Kolejna operacja Ziona?
Kiedy w 2019 roku Pelicans wybierali Ziona Williamsona z numerem pierwszym draftu, fani w Nowym Orleanie nie posiadali się z radości. Trzy lata później ich uczucia nie są już tak jednoznaczne. Wszystko dlatego, że Zion znacznie więcej czasu spędza poza boiskiem niż na nim. Na domiar złego, najnowsze doniesienia nie brzmią zbyt optymistycznie.
Jak bowiem informują źródła z samego Nowego Orleanu, coraz bardziej prawdopodobna jest kolejna operacja skrzydłowego. Latem, Williamson złamał piątą kość śródstopia w prawej stopie. Początkowo, uraz miał go kosztować jedynie początek sezonu, lecz wkrótce wypadł na czas nieokreślony. Zion miał wrócić do treningów w grudniu, lecz po zwiększeniu aktywności fizycznej, kontuzjowana stopa po raz kolejny zaczęła mu doskwierać. Williamson udał się więc do Los Angeles, aby tam otrzymać specjalne zastrzyki, które wspierają proces gojenia się. Od tamtej pory nie do końca wiadomo, jak przebiega proces rehabilitacji. Adrian Griffin poinformował jedynie, iż skrzydłowy przejdzie w najbliższym czasie serię badań, które rzucą nieco więcej światła na jego stan zdrowia.

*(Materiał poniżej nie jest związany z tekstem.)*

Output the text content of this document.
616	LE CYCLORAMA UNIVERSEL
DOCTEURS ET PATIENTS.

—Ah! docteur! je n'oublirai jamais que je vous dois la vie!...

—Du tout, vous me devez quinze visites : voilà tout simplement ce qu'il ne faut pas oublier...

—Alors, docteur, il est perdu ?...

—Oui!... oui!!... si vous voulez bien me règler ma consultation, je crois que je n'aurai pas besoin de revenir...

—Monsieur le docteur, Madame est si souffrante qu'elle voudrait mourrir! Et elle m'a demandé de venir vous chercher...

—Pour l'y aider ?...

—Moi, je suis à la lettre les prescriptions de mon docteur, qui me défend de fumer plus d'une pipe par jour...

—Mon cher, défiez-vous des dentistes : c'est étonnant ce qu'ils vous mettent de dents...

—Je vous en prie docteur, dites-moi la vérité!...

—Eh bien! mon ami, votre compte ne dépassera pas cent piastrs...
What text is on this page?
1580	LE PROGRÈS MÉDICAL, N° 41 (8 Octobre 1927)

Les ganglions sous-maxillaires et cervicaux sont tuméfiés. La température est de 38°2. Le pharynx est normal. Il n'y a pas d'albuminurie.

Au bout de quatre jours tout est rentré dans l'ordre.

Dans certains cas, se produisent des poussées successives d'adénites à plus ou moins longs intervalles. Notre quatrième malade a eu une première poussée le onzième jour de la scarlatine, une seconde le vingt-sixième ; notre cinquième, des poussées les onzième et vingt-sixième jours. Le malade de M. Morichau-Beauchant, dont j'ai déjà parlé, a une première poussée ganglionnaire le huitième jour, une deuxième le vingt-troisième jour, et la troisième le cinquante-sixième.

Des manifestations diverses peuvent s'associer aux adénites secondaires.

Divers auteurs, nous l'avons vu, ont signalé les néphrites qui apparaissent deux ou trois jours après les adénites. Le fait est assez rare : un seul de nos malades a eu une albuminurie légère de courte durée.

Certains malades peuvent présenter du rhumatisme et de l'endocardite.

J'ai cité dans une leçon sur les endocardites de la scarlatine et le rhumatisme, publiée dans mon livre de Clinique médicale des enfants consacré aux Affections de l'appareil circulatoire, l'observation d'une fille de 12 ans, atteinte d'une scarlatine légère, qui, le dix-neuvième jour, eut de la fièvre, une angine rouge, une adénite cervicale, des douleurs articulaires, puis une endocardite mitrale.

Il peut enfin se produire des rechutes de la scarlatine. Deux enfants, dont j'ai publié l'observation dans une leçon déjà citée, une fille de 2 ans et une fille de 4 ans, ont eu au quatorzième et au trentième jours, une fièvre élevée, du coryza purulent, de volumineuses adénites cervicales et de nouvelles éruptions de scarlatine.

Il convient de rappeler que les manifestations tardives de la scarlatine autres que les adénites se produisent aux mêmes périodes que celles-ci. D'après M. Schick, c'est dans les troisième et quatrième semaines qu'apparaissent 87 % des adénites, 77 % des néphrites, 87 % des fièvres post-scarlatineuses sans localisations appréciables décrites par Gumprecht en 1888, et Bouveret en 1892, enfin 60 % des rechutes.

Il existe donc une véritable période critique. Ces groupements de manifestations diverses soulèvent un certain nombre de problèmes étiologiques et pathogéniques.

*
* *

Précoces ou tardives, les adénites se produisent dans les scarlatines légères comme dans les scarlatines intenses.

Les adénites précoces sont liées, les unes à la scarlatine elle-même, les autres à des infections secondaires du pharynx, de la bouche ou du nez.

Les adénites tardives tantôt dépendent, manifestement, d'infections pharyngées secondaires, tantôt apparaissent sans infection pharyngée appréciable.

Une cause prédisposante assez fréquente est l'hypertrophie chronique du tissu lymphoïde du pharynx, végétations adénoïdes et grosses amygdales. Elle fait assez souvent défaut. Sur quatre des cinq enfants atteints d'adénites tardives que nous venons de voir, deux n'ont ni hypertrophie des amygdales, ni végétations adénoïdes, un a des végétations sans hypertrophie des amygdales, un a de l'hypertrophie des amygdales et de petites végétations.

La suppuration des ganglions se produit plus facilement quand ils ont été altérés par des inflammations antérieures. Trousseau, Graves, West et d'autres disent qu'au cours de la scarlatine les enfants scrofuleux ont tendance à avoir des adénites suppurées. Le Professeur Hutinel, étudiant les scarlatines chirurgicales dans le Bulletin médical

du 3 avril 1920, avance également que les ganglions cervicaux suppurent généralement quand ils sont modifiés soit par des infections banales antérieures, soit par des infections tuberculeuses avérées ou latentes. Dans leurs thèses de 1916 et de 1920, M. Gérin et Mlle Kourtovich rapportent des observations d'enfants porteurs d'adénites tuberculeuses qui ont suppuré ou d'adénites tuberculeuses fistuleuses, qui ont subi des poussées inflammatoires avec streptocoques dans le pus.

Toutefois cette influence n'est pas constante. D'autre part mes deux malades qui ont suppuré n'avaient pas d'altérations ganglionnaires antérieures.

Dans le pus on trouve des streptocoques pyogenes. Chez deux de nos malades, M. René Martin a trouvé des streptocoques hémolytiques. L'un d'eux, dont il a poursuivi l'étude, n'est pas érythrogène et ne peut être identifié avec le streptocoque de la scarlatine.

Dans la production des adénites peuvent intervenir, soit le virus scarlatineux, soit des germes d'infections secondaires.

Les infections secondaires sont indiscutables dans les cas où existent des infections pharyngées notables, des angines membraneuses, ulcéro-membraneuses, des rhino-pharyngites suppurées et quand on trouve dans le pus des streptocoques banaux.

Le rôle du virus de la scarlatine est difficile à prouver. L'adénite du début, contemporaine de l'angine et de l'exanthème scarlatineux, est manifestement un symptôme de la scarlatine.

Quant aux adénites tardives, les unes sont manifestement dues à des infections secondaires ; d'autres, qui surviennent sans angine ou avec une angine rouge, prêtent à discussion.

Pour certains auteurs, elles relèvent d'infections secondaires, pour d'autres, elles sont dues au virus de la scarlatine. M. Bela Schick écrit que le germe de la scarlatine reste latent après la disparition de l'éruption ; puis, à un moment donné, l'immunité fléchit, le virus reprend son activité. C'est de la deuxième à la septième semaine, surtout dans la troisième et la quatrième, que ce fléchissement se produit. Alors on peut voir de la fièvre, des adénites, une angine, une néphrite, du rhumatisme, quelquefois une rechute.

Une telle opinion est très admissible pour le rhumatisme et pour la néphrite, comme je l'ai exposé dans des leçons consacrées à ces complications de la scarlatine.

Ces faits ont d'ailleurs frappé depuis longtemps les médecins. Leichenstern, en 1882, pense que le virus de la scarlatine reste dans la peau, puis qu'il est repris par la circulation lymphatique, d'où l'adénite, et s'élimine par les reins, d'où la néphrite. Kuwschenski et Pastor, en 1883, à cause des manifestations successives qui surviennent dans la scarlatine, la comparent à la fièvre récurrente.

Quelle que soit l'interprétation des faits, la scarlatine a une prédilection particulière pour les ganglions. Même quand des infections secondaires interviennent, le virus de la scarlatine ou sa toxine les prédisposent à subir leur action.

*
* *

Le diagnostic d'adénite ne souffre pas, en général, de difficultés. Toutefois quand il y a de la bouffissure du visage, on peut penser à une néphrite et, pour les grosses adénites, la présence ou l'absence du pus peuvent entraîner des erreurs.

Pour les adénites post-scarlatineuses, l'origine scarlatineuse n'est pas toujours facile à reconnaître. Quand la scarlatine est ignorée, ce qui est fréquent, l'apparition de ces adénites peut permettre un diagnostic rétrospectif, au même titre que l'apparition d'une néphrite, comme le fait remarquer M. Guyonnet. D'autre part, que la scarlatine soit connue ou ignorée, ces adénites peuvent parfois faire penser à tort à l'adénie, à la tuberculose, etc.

Jak podkreśla autor tych informacji, sporym problemem, który utrudnia proces rehabilitacji jest nadwaga Ziona. Każde nadprogramowe kilogramy zwiększają obciążenia, jakim poddawana jest stopa zawodnika, szczególnie przy dynamicznych ruchach. Williamson jednak wciąż ma problemy z odpowiednią dietą, a brak aktywności fizycznej nie pomaga mu schudnąć.
Pod nieobecność skrzydłowego, Pelikany walczą o play-in, w czym pomóc ma im pozyskany niedawno CJ McCollum. Rzucający obrońca na okazję do gry z Zionem być może poczekać będzie musiał do kolejnego sezonu. Gdyby bowiem doszło do kolejnej operacji, Williamson praktycznie na pewno opuściłby resztę sezonu. Jeśli tak się stanie, po trzech sezonach w NBA, Zion będzie miał na koncie zaledwie 3 rozegrane mecze więcej, niż Greg Oden, co nie stanowi najlepszej wróżby. Z drugiej strony byłoby to dokładnie 54 spotkania więcej, niż w przypadku Joela Embiida, zatem nie traćcie nadziei fani Pelicans!